Pittsburgh is more than just my hometown. If you believe a source as vaunted as Joe Bob Briggs, we’re also the birthplace of modern horror, thanks to George Romero and friends creating Night of the Living Dead right here (well, actually Evans City, 45 minutes north of the city).

Horror may have laid dormant for a decade or so, but the 70’s and 80’s were packed with genre-defining creations made right here in the City of Bridges. There’s Dawn of the DeadMartin and Day of the Dead just to name a few.
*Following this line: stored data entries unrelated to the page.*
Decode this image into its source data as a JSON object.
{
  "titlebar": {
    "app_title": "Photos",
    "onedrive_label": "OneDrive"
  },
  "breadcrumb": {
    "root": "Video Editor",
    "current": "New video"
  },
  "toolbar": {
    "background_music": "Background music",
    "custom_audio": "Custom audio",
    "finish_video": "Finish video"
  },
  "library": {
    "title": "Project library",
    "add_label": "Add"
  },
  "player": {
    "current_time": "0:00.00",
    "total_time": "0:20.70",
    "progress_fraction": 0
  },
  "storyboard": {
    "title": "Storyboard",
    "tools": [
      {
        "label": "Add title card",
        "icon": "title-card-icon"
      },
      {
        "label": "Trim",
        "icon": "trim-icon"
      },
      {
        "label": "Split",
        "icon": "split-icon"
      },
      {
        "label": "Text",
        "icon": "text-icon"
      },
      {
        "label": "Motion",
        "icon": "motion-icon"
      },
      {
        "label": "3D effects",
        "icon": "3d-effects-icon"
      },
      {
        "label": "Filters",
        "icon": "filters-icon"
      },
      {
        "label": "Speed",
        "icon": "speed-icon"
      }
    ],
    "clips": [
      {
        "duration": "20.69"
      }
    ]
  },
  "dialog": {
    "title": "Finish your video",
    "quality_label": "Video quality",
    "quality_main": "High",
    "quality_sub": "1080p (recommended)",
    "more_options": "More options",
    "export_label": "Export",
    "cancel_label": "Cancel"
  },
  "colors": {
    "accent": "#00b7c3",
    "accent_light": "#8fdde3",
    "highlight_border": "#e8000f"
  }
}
Then there’s the 1980 film Effects, made by several of Romero’s friends and all about the actual process of making a scary movie and the philosophy of horror. Much like every fright flick that emerged from the Steel City — let’s not include 1988’s Flesh Eater, a movie I’m not sure anyone but S. William Hinzman has any pride in — it goes beyond simple shocks to delve into the complex nature of reality, man’s place in the world and what it means to be afraid.

Pittsburgh is also a complex city, one that started last century as “Hell with the lid off,” died in the late1970ss and rose, much like the living dead, to become a hub for tech many years later. Effects is a document of what it once was decades ago and holds powerful memories for those that grew up here.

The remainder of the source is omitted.